Julia de Burgos in Havana


Historian Rafael Rojas reviews Cartas a Consuelo, letters by Puerto Rican poet Julia de Burgos to her sister, compiled, with a critical introduction, by Lena Burgos-Lafuente. Here are excerpts with a link to the original, full review in Spanish. [Many thanks to Hugo M. Avilés for bringing this item to our attention.]

For some time I have been listening and reading articles on the importance of Havana for Puerto Rican poet Julia de Burgos (1914-1953). We knew that the city was the scene of the romance and break-up between her and the Dominican anti-Trujillo leader and doctor, founder of the Dominican Revolutionary Party (PRD), Juan Isidro Jimenes Grullón, and we had read her sonnet to José Martí and the Cuban resonances of her third collection of poems Poema en veinte surcos (1938) as well as Canción de la verdad sencilla (1939) [. . .] and El mar y tú  (1954) which, although it was written during her stay in Cuba, was published posthumously by her sister Consuelo in New York.

But it was not until reading the letters that Julia de Burgos sent to Consuelo, which were recently published in San Juan by Eugenio Ballou through Folium/Prosas Profanas Publishers, with a clever prologue by Lena Burgos-Lafuente, that we have truly discovered that connection. The correspondence between the Puerto Rican sisters, immersed in the intellectual and political networks of the Caribbean left in the mid-twentieth century, is a document source that throws a breath of fresh air on the files of a somewhat reticent and controlled cultural history of the Communisms, nationalisms and socialisms of the Caribbean and its diaspora [. . .].
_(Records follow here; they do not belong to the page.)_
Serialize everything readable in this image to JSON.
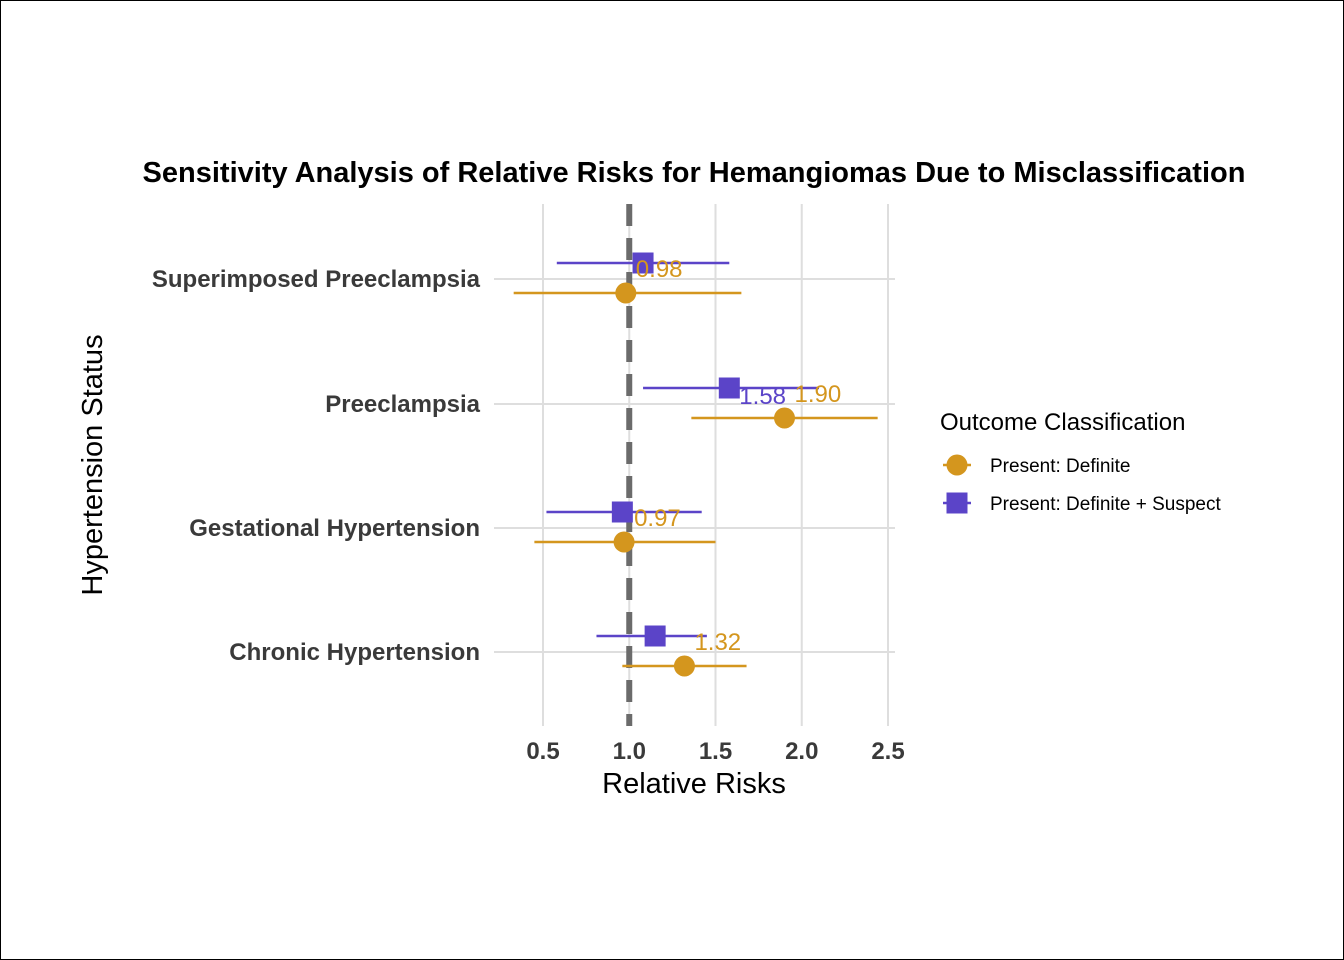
{
  "chart_data": {
    "type": "scatter",
    "title": "Sensitivity Analysis of Relative Risks for Hemangiomas Due to Misclassification",
    "xlabel": "Relative Risks",
    "ylabel": "Hypertension Status",
    "xlim": [
      0.5,
      2.5
    ],
    "xticks": [
      "0.5",
      "1.0",
      "1.5",
      "2.0",
      "2.5"
    ],
    "categories": [
      "Superimposed Preeclampsia",
      "Preeclampsia",
      "Gestational Hypertension",
      "Chronic Hypertension"
    ],
    "reference_line": 1.0,
    "grid": true,
    "legend_title": "Outcome Classification",
    "legend_position": "right",
    "series": [
      {
        "name": "Present: Definite",
        "color": "#D4961E",
        "marker": "circle",
        "points": [
          {
            "category": "Superimposed Preeclampsia",
            "value": 0.98,
            "lower": 0.33,
            "upper": 1.65,
            "label": "0.98"
          },
          {
            "category": "Preeclampsia",
            "value": 1.9,
            "lower": 1.36,
            "upper": 2.44,
            "label": "1.90"
          },
          {
            "category": "Gestational Hypertension",
            "value": 0.97,
            "lower": 0.45,
            "upper": 1.5,
            "label": "0.97"
          },
          {
            "category": "Chronic Hypertension",
            "value": 1.32,
            "lower": 0.96,
            "upper": 1.68,
            "label": "1.32"
          }
        ]
      },
      {
        "name": "Present: Definite + Suspect",
        "color": "#5B44C8",
        "marker": "square",
        "points": [
          {
            "category": "Superimposed Preeclampsia",
            "value": 1.08,
            "lower": 0.58,
            "upper": 1.58,
            "label": ""
          },
          {
            "category": "Preeclampsia",
            "value": 1.58,
            "lower": 1.08,
            "upper": 2.1,
            "label": "1.58"
          },
          {
            "category": "Gestational Hypertension",
            "value": 0.96,
            "lower": 0.52,
            "upper": 1.42,
            "label": ""
          },
          {
            "category": "Chronic Hypertension",
            "value": 1.15,
            "lower": 0.81,
            "upper": 1.45,
            "label": ""
          }
        ]
      }
    ]
  }
}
[. . .] The moment of greatest flow of correspondence is the poet’s Havana period. [. . .] In Havana, Julia de Burgos feels like she’s returned to her habitat. There is a pastorale of the Hispanic in the first letters to Consuelo from the island, which coexists with no problem with the nationalist discourse or Vasconcelian references to an “Indo-Hispanic” America. But there is also a description of Havana as the “Little Paris” of the Caribbean—”without Germans… not yet”—with its “outdoor cafes, very wide sidewalks, and orchestras of women, especially mulattas.” No sign of her depression in these letters: her life in Havana, her trips to Trinidad—where wrote the poem “Presencia de amor en la isla” [Presence of love on the island]—to Caibarien, Santiago de Cuba, Holguin, Santa Clara … and the resolution with which she enters the University of Havana [. . .].
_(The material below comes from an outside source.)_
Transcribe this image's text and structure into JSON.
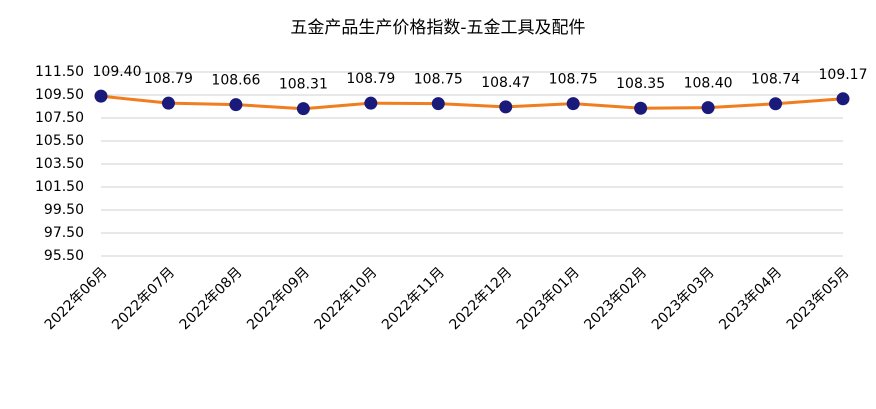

But her inclusion in the intellectual and political elites of the island, while strongly linked to the Caribbean Communist network, was also open to other political currents such as a non-Communist revolutionary nationalism, in which her partner Jimenes Grullón and Juan Bosch (another leading anti-Trujillo exile in Cuba) were involved. Her participation in these networks explain, to a certain extent, Julia de Burgos’ statement that “Raúl Roa is the most prominent critic and writer of Cuba, even more so than Marinello and Mañach.”

As Lena Burgos-Lafuente notes in the prologue, this correspondence appears in the midst of a biographical and historiographical gap about Caribbean leftist movements of mid-twentieth century, especially in Puerto Rican. [. . .] Cartas a Consuelo (2014) still leaves some “unknowns,” such as the real reasons for her break-up with Jimenes Grullón.

The truth is that Cartas a Consuelo (2014) provides as much material for biography, history and criticism, as for fiction. In the absence of definitive studies in any of those fields about Julia de Burgos, Juan Bosch, or even Jimenes Grullón, this book will revitalize the files and remind us, once again, of the importance of history and biography for convincing information in literary criticism. I not think we will ever come to understand the multiplicity of meanings of the poetry of Julia de Burgos without her political views or without the other writings that accompany a portrait sent to Carteles magazine or a press release in Bohemia, where they announce one of her lectures in Havana. Literature is also literary life, when it is present, and silence, solitude, and anonymous death, when all is lost. [. . .]

Rafael Rojas is a Cuban historian and essayist based in Mexico. His books include works on the intellectual and political history of Mexico, Cuba, and Latin America, such as José Martí: la invención de Cuba (2000), and Cuba Mexicana: Historia de una anexión imposible (2001), among others.